San Jose Mayor Matt Mahan speaking at a press conference
San Jose Mayor Matt Mahan speaks on a recent grant award of $12.9 million to add safety features to four dangerous traffic corridors across the city, including Curtner Avenue between Canoas Gardens and Highway 87. Photo courtesy of Colin Heyne.

San Jose is getting millions in federal dollars to make some of the city’s most dangerous roads safer.

San Jose will use $12.9 million from the Safe Streets and Roads for All grant program to add safety features to four transit corridors. City officials and safety advocates announced the award and detailed the safety changes on Wednesday at one of the city’s most dangerous corridors slated for improvements—Curtner Avenue, between Canoas Gardens and Highway 87.

Gina LaBlanc, a transit safety advocate with San Francisco Bay Area Families for Safe Streets, said she has been pushing for the city to take action at this intersection for years. In 2016, LaBlanc’s son Kyle was struck and killed by a vehicle while walking near Curtner Avenue.

“It’s very painful when you lose someone to a crash like this, and everything’s cleaned up and life goes on as normal. Then you hear about another death and another death,” LaBlanc told San José Spotlight. “It’s like your child, my child, never mattered.”

LaBlanc, who recently joined the Vision Zero Task Force, said city officials had not previously identified Curtner Avenue as one of the city’s dangerous roads, despite numerous fatalities. San Jose will construct a raised bike path to separate vehicles from pedestrians, and add a new sidewalk.

Earlier this year, the city expanded its 17 most dangerous roads to 30, including Curtner, Moorpark and Meridian avenues. Eight of those additional corridors are expansions to previously identified streets.

Other corridors that will be addressed by this grant are along Monterey Road at Curtner Avenue and Tully Road, Capitol Expressway at Senter Road and East Santa Clara Street at 11th Street. Modifications for each road will be different depending on need, ranging from additional time for pedestrian crosswalk meters to building raised and separated bikeways.

Councilmember Pam Foley, who chairs the Vision Zero Task Force, said the city has had 47 traffic-related deaths so far this year. This is a significant drop from last year, when the city recorded a record number of 65 traffic-related fatalities.

“These are statistics, but each fatality represents a loved one,” Foley said at the recent news conference. “Though fewer people have been killed by traffic violence so far in comparison to 2022, each fatality is a tragedy, and even one traffic death is way too many.”
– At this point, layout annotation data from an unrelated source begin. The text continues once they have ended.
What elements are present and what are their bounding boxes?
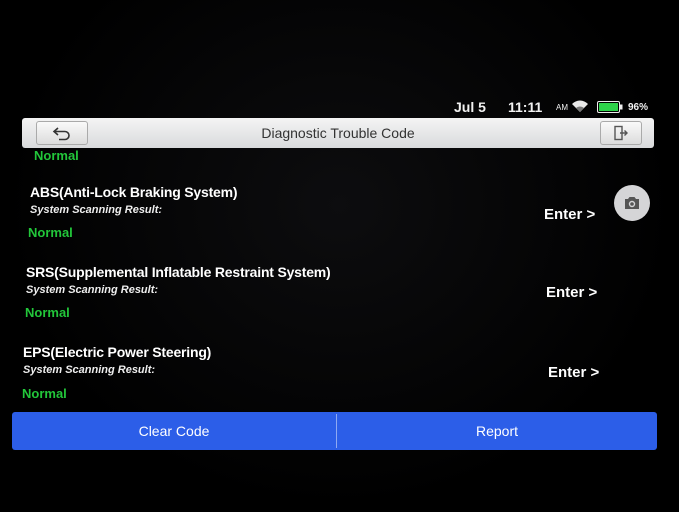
system-subtitle: System Scanning Result: [26,284,159,296]
list-item-srs: SRS(Supplemental Inflatable Restraint Sy… [0,262,679,340]
system-title: EPS(Electric Power Steering) [23,344,212,360]
page-title: Diagnostic Trouble Code [261,125,415,141]
title-bar: Diagnostic Trouble Code [22,118,654,148]
battery-icon [597,101,623,113]
enter-button-eps[interactable]: Enter > [548,364,599,381]
system-list: Normal ABS(Anti-Lock Braking System) Sys… [0,148,679,410]
exit-icon [614,125,628,141]
system-title: ABS(Anti-Lock Braking System) [30,184,238,200]
device-screen: Jul 5 11:11 AM 96% Diagnostic Trouble Co… [0,0,679,512]
system-status: Normal [28,225,73,240]
list-item-eps: EPS(Electric Power Steering) System Scan… [0,342,679,410]
clear-code-button[interactable]: Clear Code [12,412,336,450]
status-date: Jul 5 [454,99,486,115]
enter-button-srs[interactable]: Enter > [546,284,597,301]
system-status: Normal [25,305,70,320]
camera-icon [625,197,639,209]
screenshot-button[interactable] [614,185,650,221]
system-status: Normal [22,386,67,401]
list-item-abs: ABS(Anti-Lock Braking System) System Sca… [0,182,679,260]
status-time: 11:11 [508,99,543,115]
system-title: SRS(Supplemental Inflatable Restraint Sy… [26,264,331,280]
report-button[interactable]: Report [337,412,657,450]
system-subtitle: System Scanning Result: [23,364,156,376]
exit-button[interactable] [600,121,642,145]
enter-button-abs[interactable]: Enter > [544,206,595,223]
status-bar: Jul 5 11:11 AM 96% [22,96,656,116]
status-ampm: AM [556,103,568,112]
wifi-icon [572,100,588,112]
system-subtitle: System Scanning Result: [30,204,163,216]
battery-percent: 96% [628,102,649,113]
action-bar: Clear Code Report [12,412,657,450]
partial-status: Normal [34,148,79,163]
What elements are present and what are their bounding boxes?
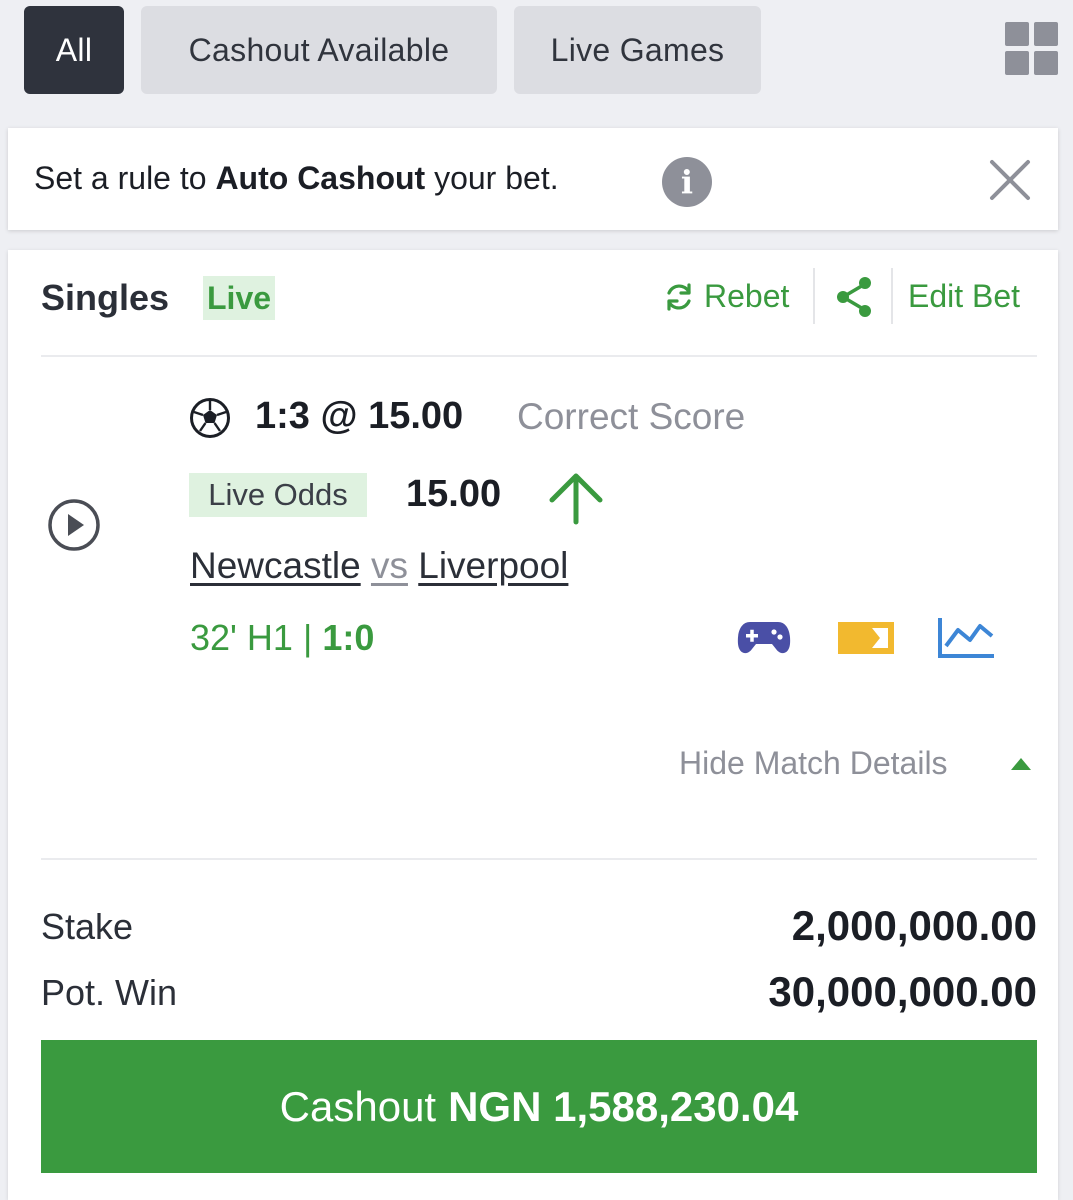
rebet-button[interactable]: Rebet — [662, 278, 789, 315]
cashout-prefix: Cashout — [279, 1082, 437, 1130]
arrow-up-icon — [549, 473, 603, 525]
grid-view-icon[interactable] — [1005, 22, 1061, 78]
cashout-amount: NGN 1,588,230.04 — [448, 1082, 799, 1130]
away-team: Liverpool — [418, 545, 569, 586]
divider — [41, 355, 1037, 357]
auto-cashout-message: Set a rule to Auto Cashout your bet. — [34, 160, 559, 196]
divider — [41, 858, 1037, 860]
match-teams-link[interactable]: Newcastle vs Liverpool — [190, 545, 568, 587]
stake-label: Stake — [41, 906, 134, 947]
match-status: 32' H1 | 1:0 — [190, 617, 374, 659]
bet-type-title: Singles — [41, 277, 170, 318]
gamepad-icon[interactable] — [736, 618, 792, 658]
play-circle-icon[interactable] — [47, 498, 101, 552]
selection-pick: 1:3 @ 15.00 — [255, 395, 464, 437]
versus-label: vs — [370, 545, 408, 586]
info-icon[interactable]: i — [662, 157, 712, 207]
match-score: 1:0 — [322, 617, 375, 658]
line-chart-icon[interactable] — [936, 616, 996, 660]
home-team: Newcastle — [190, 545, 361, 586]
match-clock: 32' H1 | — [190, 617, 313, 658]
potential-win-label: Pot. Win — [41, 972, 178, 1013]
cashout-button[interactable]: Cashout NGN 1,588,230.04 — [41, 1040, 1037, 1173]
hide-match-details-toggle[interactable]: Hide Match Details — [679, 745, 948, 782]
bet-filter-bar: All Cashout Available Live Games — [0, 0, 1073, 112]
live-odds-value: 15.00 — [406, 473, 502, 515]
divider — [813, 268, 815, 324]
live-odds-badge: Live Odds — [189, 473, 367, 517]
potential-win-value: 30,000,000.00 — [768, 968, 1037, 1015]
divider — [891, 268, 893, 324]
filter-all-tab[interactable]: All — [24, 6, 124, 94]
ticket-icon[interactable] — [836, 618, 896, 658]
edit-bet-button[interactable]: Edit Bet — [908, 278, 1020, 315]
stake-value: 2,000,000.00 — [791, 902, 1037, 949]
refresh-icon — [667, 282, 691, 311]
filter-cashout-available-tab[interactable]: Cashout Available — [141, 6, 497, 94]
rebet-label: Rebet — [704, 278, 790, 314]
close-icon[interactable] — [986, 156, 1034, 204]
caret-up-icon[interactable] — [1011, 756, 1031, 770]
market-name: Correct Score — [517, 396, 746, 437]
soccer-ball-icon — [190, 398, 230, 438]
share-icon[interactable] — [832, 274, 876, 320]
filter-live-games-tab[interactable]: Live Games — [514, 6, 761, 94]
live-badge: Live — [203, 276, 276, 320]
The projects identified in the grant will begin the design phase in September 2024, said Colin Heyne, spokesperson for the city’s Department of Transportation. Construction is slated to start in fall 2027 and conclude by fall 2029.

The city received about $74 million toward traffic safety improvements in the past fiscal year. The monies have come from its general fund and grant awards, according to a city memo. Of those funds, about $36.4 million will be used for Story Road-Keyes Street in East San Jose and $10 million for Senter Road. San Jose is also among six cities piloting a project to use traffic cameras in school zones and “safety corridors” to catch speeding drivers to reduce traffic crashes and fatalities.

Foley said the city transportation department received funding to hire a grant writer to continue obtaining funding for safety projects.

LaBlanc said she hopes the city will not ease up external funding sources and intends to keep pushing the city to increase traffic safety.

“As a nurse, if something was life threatening, then we were going to do something or we were going to stop it,” LaBlanc said. “My job as an advocate is to keep the pressure on and to make sure that (the city knows) it’s not okay to get caught up in bureaucracy. Let’s get this done.”

Editor’s Note: the story misreported the funding amount for the Story Road-Keyes Street project, and that funds had been spent that are still available.